Basically, Brent has to steal a ‘very special’ Shelby Cobra Mustang and perform ridiculous stunts and maneuvers all over town at the directions of the Mysterious Man.  The car is fitted with cameras and microphones both inside and out, so that Mysterious Man can see and hear everything, ensuring that his every direction is being carried out.

The mystery of why Brent is being forced to drive all over a Bulgarian city wouldn’t be too bad if he wasn’t also saddled with a companion in the form of a ‘plucky’ (by plucky I mean horribly annoying) teenager played by Selena Gomez.  She’s never given a name, so I’m going to call her Bad Acting.  You see, Miss Gomez is looking to continue trying to shed a bit of her sweet, Disney-fied image by….being like a brat and swearing a lot.

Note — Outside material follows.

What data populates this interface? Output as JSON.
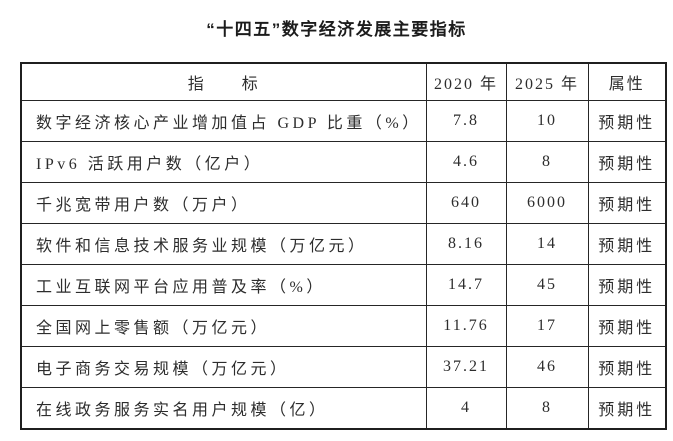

No, that’s not very fair of me.  Despite there being only three main characters: Gomez, Hawke, and Mysterious Man, none of them do much in the way of acting.  Even worse, the character development scenes are quite literally mapped out.  The film plays like this: action, talk, plot point, action, character references their past, repeat every 10 minutes.  It gets both tiresome and wholly predictable.

But acting isn’t important in a film like this, right?  What made people love Gone in 60 Seconds, Fast 6 and The Transporter wasn’t the acting, it was the action!  Chase scenes that made your blood pump, a few fist fights and, in the cases of Gone and Fast, the shiny, pretty cars.

Well I hate to break it to you but there’s only one shiny car here and it doesn’t stay shiny for long.  You see, this Shelby Cobra also happens to be a freaking armored car and it’s treated like it throughout.  Brent weaves through traffic, plows through cars, bashes into cops, ramps shit and is subjected to hundreds of bullet rounds bouncing off the vehicle.  This understandably takes a bit of the paint off.

But I’m afraid I’m still making it sound better than it is.  The chases all feel familiar, and aside from one cool scene where we get an entire chase from the POV of the hood of the Cobra, all the rest of them are staid and standard.  It’s a very realistic world and the cars behave as such.  There are no false explosions or ridiculous exceptions to the laws of physics.  While I would usually applaud the adherence to reality, the fact that there are dozens of chases, this all makes Getaway a very slow and useless movie, even at 90 minutes.

The characters are boring and the plot gets dumber and dumber the more you think about it.  If the action sequences aren’t entertaining, then what’s left?

Maybe that’s why there were only 4 of us in the theater.